I have 3 iphones on my itunes account.  How can we back up each phone without mixing contacts, etc.? Can we each have a different cloud account and still be able to use the same itunes library?  Apparently, I have it set up wrong since I am getting their contacts and some of mine are missing.  I am so confused, so spell it out for me. Thanks!!

Mala


----------



## Mike D. aka jmiked (Oct 28, 2008)

It is confusing. iCloud accounts are tied to your Apple ID. So you can't share info between iCloud or iTunes accounts.

You can have multiple devices registered to an account, however.

Mike


----------



## Reyn (Feb 10, 2009)

I do have them registered to the same account but I am getting their contacts and calendar notes.  So tell me this, how do we share music without getting all of their other stuff? It is driving me insane!!  I really don't want my 15 year old son's 4000 contacts! Ok so I am exaggerating a little.    

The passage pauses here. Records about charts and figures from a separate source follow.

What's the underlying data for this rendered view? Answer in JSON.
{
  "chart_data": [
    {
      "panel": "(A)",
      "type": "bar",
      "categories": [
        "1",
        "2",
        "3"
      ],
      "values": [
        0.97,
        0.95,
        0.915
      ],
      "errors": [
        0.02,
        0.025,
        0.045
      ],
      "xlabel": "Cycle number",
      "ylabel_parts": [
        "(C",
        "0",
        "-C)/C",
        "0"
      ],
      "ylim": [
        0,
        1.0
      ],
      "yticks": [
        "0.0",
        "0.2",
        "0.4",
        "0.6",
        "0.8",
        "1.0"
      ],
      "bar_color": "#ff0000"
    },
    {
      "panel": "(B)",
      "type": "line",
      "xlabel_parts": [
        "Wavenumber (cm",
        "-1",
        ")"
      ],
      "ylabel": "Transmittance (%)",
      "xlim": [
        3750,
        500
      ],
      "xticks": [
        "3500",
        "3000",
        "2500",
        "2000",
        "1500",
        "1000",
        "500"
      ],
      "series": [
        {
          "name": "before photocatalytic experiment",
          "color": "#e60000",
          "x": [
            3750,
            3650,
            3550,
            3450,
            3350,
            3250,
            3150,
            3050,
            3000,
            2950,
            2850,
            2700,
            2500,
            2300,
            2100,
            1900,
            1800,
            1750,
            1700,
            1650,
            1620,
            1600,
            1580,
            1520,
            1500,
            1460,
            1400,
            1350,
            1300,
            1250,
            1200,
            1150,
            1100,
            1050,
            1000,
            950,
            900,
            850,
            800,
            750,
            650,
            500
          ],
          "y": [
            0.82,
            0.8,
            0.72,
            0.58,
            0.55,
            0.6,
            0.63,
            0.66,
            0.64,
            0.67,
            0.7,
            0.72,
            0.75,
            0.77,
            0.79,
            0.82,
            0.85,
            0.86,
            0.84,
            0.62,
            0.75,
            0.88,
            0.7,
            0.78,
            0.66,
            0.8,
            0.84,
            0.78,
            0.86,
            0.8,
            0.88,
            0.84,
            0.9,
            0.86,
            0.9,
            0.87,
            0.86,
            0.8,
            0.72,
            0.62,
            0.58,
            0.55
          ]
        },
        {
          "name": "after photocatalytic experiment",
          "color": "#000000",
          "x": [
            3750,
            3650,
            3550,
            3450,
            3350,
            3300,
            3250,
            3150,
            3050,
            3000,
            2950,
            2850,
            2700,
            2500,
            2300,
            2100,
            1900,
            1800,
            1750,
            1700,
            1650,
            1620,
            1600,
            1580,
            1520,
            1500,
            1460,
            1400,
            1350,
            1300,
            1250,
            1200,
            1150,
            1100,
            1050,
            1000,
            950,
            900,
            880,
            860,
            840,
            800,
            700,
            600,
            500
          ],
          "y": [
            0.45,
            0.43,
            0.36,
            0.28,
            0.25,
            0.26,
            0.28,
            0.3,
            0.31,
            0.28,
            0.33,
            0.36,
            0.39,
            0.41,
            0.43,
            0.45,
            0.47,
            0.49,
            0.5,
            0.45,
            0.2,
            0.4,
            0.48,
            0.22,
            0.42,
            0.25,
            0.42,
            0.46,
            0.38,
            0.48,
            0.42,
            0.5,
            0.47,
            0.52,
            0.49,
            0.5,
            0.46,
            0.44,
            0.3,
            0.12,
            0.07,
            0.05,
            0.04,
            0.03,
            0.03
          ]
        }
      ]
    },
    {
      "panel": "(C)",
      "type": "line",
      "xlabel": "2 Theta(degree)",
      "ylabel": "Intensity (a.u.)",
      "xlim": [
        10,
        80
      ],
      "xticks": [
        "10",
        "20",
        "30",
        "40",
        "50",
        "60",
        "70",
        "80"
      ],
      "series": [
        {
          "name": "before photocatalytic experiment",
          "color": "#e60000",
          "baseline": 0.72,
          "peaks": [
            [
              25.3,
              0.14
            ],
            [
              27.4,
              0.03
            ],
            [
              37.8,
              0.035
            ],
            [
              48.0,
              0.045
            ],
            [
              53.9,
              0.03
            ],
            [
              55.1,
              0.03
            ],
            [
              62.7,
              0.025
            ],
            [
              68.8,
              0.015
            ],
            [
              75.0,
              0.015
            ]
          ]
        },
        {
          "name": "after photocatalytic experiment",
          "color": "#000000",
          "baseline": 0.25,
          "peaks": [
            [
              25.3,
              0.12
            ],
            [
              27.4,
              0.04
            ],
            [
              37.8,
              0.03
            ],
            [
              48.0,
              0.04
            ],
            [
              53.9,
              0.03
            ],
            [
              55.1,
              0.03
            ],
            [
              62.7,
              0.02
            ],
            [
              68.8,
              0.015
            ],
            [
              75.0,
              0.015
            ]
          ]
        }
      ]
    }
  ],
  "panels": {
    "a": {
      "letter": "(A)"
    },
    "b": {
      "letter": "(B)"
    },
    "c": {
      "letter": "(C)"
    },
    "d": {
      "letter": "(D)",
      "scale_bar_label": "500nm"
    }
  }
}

I have turned off contacts in the cloud and I am no longer getting them.  But if something happens to the other phones, are their contacts gone?


----------



## Irving (Jul 25, 2011)

Reyn said:


> I do have them registered to the same account but I am getting their contacts and calendar notes. So tell me this, how do we share music without getting all of their other stuff? It is driving me insane!! I really don't want my 15 year old son's 4000 contacts! Ok so I am exaggerating a little.
> 
> I have turned off contacts in the cloud and I am no longer getting them. But if something happens to the other phones, are their contacts gone?


As far as I know, the only way would be to selectively turn off specific iCloud backups. Such as contacts, notes, etc. Try also going to the official Apple help forum at https://discussions.apple.com/index.jspa
Many Apple employees browse there, as well as long-time Apple product users.

Hope it helps!


----------



## Jaqlin Jacobs (Dec 27, 2011)

If you have a number of devices all using the same iCloud account then everything which is being synced is going to be the same on all of then firstly the data lives on the server, and the devices read it from there such as any mail so there's no way of having different devices having different sets of data. Hope this will help.


----------